Since Britain implemented a near-complete ban on civilian handgun ownership a decade ago, handgun possession among criminals has soared by an estimated one million to three million guns, and handgun crime has almost tripled.

I know the temptation is to say "yea, Lorne Gunter would say that", but unless you can suggest that he's wrong, the 10 year period following the handgun band seems like a far more authoritative sample, then the 2005-06 sample you provide via CP, that some how shows Day to be "flat wrong".

Right?

I mean, say what you will about Duffy, Day, or Gunter, but if you're going to try to suggest that gun crimes have actually decreased since the UK banned them (thus, showing Day to be "flat wrong"), you might want to dig a little deeper than the 2005-06 statistics.

Olaf said...

Despite your authority in deciding what is and isn't "flat wrong", Bob Tarantino has an enlightening rebuttal.

I don't mean to ruffle any feathers, but is there a possibility that in this case, it's Jeff, who is flat wrong, and not Stock?

A BCer in Toronto said...

Post updated Olaf. You can say I was wrong by association (on that one point out of many). Oh CP, how can I ever trust you again?

It would seem both the CP and the Stock were being quite careful and selective in their usage of examples and statistics.

Werner Patels said...

I agree that we need such a ban, and Harper is a fool for rejecting McGuinty's proposal.

But I am a bit confused here with respect to your quote from what you call the "Liberal platform" (without a link!). It says in your quote that the Liberals want to double sentences and get tough on gangs, etc.

Why, then, do the Liberals want to vote against the current get-tough-on-crime legislation that even the NDP will support?
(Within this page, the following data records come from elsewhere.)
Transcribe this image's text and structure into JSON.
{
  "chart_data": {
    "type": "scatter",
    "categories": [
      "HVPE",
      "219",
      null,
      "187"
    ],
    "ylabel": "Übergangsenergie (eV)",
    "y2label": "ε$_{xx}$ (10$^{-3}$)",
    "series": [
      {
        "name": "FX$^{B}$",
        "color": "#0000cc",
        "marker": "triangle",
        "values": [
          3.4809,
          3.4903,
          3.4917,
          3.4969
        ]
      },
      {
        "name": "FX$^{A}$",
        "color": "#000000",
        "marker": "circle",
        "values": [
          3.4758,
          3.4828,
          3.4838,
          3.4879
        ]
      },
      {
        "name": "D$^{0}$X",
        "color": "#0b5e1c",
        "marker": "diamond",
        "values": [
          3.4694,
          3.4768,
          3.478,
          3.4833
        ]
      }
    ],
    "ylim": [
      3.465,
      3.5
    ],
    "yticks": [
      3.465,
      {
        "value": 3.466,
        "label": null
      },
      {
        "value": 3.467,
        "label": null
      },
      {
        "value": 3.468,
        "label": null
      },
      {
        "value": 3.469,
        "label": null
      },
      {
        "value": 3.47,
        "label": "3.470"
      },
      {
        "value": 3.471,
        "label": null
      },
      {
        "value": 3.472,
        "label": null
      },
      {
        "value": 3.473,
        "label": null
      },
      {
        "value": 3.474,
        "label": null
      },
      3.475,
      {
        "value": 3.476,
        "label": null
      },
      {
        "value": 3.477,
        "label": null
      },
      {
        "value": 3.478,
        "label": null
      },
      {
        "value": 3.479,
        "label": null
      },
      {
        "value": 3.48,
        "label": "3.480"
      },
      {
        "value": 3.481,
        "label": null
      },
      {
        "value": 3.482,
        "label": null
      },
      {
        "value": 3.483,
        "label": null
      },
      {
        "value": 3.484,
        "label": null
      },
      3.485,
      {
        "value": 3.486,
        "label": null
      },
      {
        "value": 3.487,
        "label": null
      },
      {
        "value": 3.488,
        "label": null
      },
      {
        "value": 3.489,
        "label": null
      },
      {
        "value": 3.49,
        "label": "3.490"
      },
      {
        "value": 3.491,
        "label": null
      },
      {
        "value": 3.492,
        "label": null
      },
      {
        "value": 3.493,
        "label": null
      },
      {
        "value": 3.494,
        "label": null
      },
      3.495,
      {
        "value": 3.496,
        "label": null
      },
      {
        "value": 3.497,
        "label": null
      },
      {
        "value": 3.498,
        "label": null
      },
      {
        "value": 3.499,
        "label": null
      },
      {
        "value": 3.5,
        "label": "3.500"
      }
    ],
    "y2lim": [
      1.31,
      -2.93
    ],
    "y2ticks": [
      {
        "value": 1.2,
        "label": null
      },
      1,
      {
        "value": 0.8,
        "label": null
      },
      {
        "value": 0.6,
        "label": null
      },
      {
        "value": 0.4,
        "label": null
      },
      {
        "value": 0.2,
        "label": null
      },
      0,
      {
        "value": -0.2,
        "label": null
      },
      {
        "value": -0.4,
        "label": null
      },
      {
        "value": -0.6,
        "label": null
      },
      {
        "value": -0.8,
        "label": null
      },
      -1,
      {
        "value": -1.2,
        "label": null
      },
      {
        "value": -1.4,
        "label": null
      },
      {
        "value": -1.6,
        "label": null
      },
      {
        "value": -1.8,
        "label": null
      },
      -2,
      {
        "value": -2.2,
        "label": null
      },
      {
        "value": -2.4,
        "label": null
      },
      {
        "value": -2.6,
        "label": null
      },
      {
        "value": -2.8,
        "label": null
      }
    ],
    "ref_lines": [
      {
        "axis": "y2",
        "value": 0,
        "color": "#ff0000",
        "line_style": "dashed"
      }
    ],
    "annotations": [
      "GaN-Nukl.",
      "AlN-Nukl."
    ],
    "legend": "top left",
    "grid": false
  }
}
From what I have read here and from what I know about the bill, the Liberals should be in full and total support of that crime bill.

Perhaps, you can explain it a bit more, if you don't mind, and a link to that part of the "Liberal platform" would also be appreciated.

Kaniz Mouli said...

Mike is a conservative supporter. You should have seen him when he was talking to the Liberal premier of PEI..he look so pissed. Jean Lapierre often comes to the program and they both bitch about Dion all the time. I would prefer Don Newman or CPAC anyday over Duffy.

JimBobby said...

Whooee! I watch Duffy about 3 times a week. He's a Con hack like his associates Bob Fife (worse than Duffy) and Craig Oliver (a little better than Duff).

We need a Media Matters for Canada.

JB

Gayle said...

"But I'm sure no one is saying bans increase gun crime. You could read Stock that way, but I don't think that's what he was going for. I think the point he and most on his side would make would be that a ban would be ineffective. The veracity of that contention is unproven, barring a wider statistical sample of countries other than Stock's well-chosen UK example."

You know what has been statistically proven to be ineffective in decreasing crime? - INCREASING sentences. The conservatives acknowledge that on the explanatory material attached to the gun crimes legislation on the website. (To be fair, they also point out that some studies suggest that at least for gun crimes tougher sentences may be some deterrent, which I would equate to the studies that show banning hand guns decreases crime).

In any event - which costs more, banning guns or increasing sentences? The provisions of the conservative crime bills would vastly increase the number of prisoners, resulting in the need to build more prisons and hire more staff. I believe they priced in the area of billions of dollars. The costs of building are a one time expense, but maintenance, staff and costs relating to housing prisoners will be ongoing. All for something that they really have no evidence to believe will be effective. Where will this money come from?

(To be clear, I am referring not only to the gun bill, but other proposals as well, such as reducing or eliminating parole - it costs more to keep someone in prison than to parole him, for example).

Other reasons the liberals oppose the gun legislation is that it is likely to be found unconstitutional, and it is unnecessary. The liberals are not opposed to the entire bill - as I understand it they oppose the mandatory minimums. They agree with increasing the maximums, which is enough to increase sentences for these offences (but leaves some discretion with the courts, where it belongs).